From: Antimicrobial stewardship in residential aged care facilities: need and readiness assessment

AMS interventions deemed most useful Representative quotes from different healthcare providers’ perspectives
  GPs Nurses Pharmacists
Education Q1. “They (GPs) are very much used to their general practice, but the treatment of geriatric case load is different…well obviously educating the GPs is really important.” (GP 14, 27 yr) Q2. “We all talk about the 5 rights of medication, and I’m sure there are 5 rights about antibiotic use. So you know just reminding people, are we creating a superbug, are we giving antibiotics when they're not required.” (NUM 8, 12 yr) Q3. “But if we could educate the nurses who are there every day, you know at the coalface, when they could see the doctor’s keeping prescribing [antibiotics], they could just bring it up with the GP…” (Consultant pharmacist 2, 12 yr)

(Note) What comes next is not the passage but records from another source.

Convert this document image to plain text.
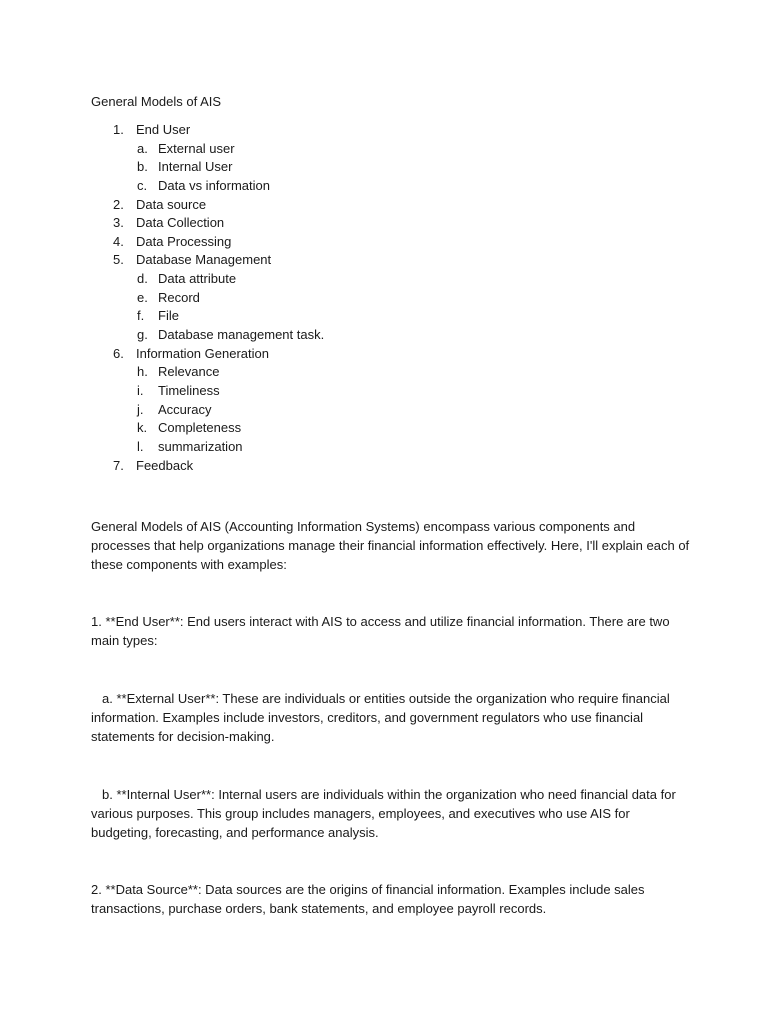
General Models of AIS
1. End User
a. External user
b. Internal User
c. Data vs information
2. Data source
3. Data Collection
4. Data Processing
5. Database Management
d. Data attribute
e. Record
f. File
g. Database management task.
6. Information Generation
h. Relevance
i. Timeliness
j. Accuracy
k. Completeness
l. summarization
7. Feedback

General Models of AIS (Accounting Information Systems) encompass various components and processes that help organizations manage their financial information effectively. Here, I'll explain each of these components with examples:

1. **End User**: End users interact with AIS to access and utilize financial information. There are two main types:

a. **External User**: These are individuals or entities outside the organization who require financial information. Examples include investors, creditors, and government regulators who use financial statements for decision-making.

b. **Internal User**: Internal users are individuals within the organization who need financial data for various purposes. This group includes managers, employees, and executives who use AIS for budgeting, forecasting, and performance analysis.

2. **Data Source**: Data sources are the origins of financial information. Examples include sales transactions, purchase orders, bank statements, and employee payroll records.
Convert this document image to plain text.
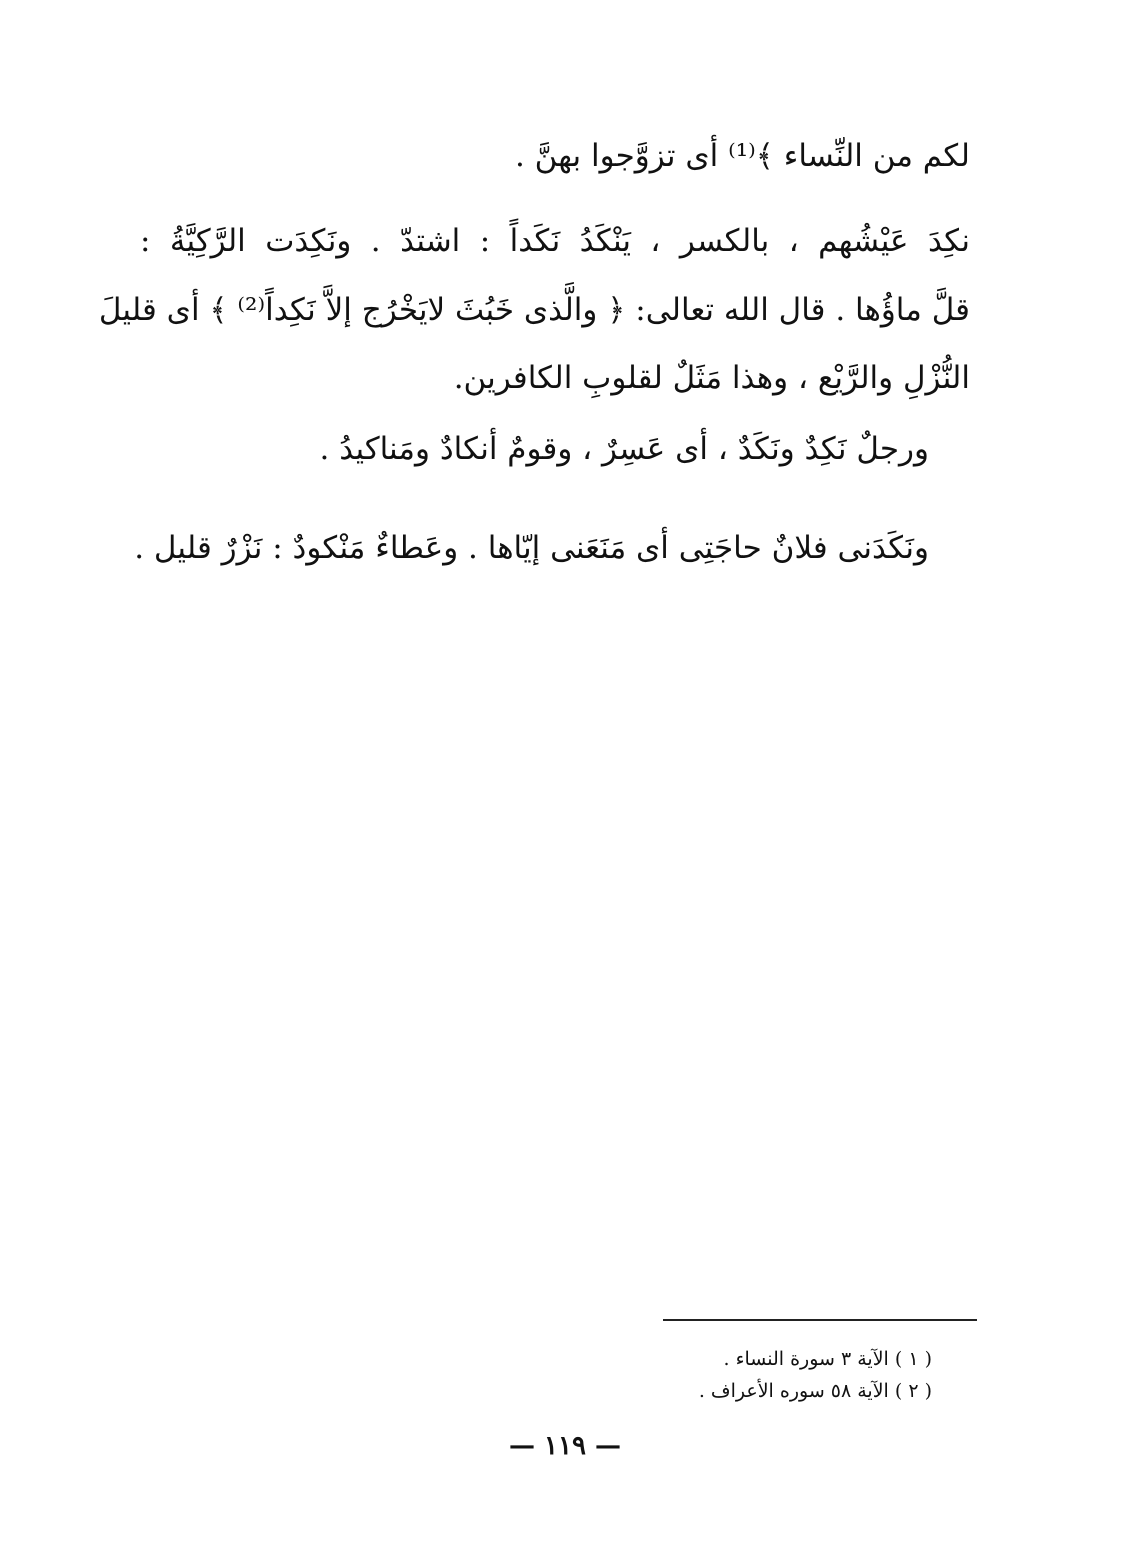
لكم من النِّساء ﴾⁽¹⁾ أى تزوَّجوا بهنَّ .
نكِدَ عَيْشُهم ، بالكسر ، يَنْكَدُ نَكَداً : اشتدّ . ونَكِدَت الرَّكِيَّةُ :
قلَّ ماؤُها . قال الله تعالى: ﴿ والَّذى خَبُثَ لايَخْرُج إلاَّ نَكِداً⁽²⁾ ﴾ أى قليلَ
النُّزْلِ والرَّيْع ، وهذا مَثَلٌ لقلوبِ الكافرين.
ورجلٌ نَكِدٌ ونَكَدٌ ، أى عَسِرٌ ، وقومٌ أنكادٌ ومَناكيدُ .
ونَكَدَنى فلانٌ حاجَتِى أى مَنَعَنى إيّاها . وعَطاءٌ مَنْكودٌ : نَزْرٌ قليل .
( ١ ) الآية ٣ سورة النساء .
( ٢ ) الآية ٥٨ سوره الأعراف .
— ١١٩ —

Policy and guidelines Q4. “… the [antibiotic] therapeutic guidelines might say okay for a pharyngitis you might use this [antibiotic], in a penicillin allergic patient you’ll use this or for a community acquired pneumonia you’ll use this, and for a hospital acquired pneumonia this is what we recommend…I think it’d be useful if they [guidelines] were there, to sort of say well you know based on trials we’ve found that nursing home patients need two courses or they don’t need any more than the regular.” (GP 3, 12 yr) Q5. “Some sorts of protocol like when, say for UTI, when to start antibiotics, what stage of infection, signs and symptoms you have to really go on antibiotics. For respiratory infections when the person has to go on antibiotics, and when we see what kind of signs and symptoms definitely should be on antibiotics or something like that, would be helpful I think.” (RN 14, 9 months) Q6. “So if you have got universal policies on infection control and antibiotic uses, you have got a bit of a chance [to facilitate consistent antibiotic prescribing practices].” (Consultant pharmacist 5, 12 yr)
Surveillance/auditing of antibiotic use Q7. “Because well I always prescribe Abbocillin® for tonsillitis but it’s amazing how many people prescribe Amoxil® or Ceclor® or Keflex® or something like that, you know. And yeah so obviously that kind of auditing is a good idea.” (GP 8, 20 yr) Q8. “I think it's helpful to do [antibiotic surveillance], because we do know that sometimes people are left on medications for too long, and unless someone’s got that awareness of it to say ‘I don’t think this might be working’.” (Executive nurse 3, 10 yr) Q9. “Just getting a general idea and another set of eyes on the actual outcome of the patient would definitely help with the prescribing habits as well… I believe that obviously RMMR [consultant] pharmacists they can come in because they get access more to clinical notes than what a community pharmacist would do.” (Community pharmacist 4, 4 yr)
  1. Note. Q = quotes extracted from interview transcripts; GP = general practitioner; NUM = nurse unit managers; RN = registered nurse; yr = years (of work experience in RACF); RMMR = Residential Medication Management Review.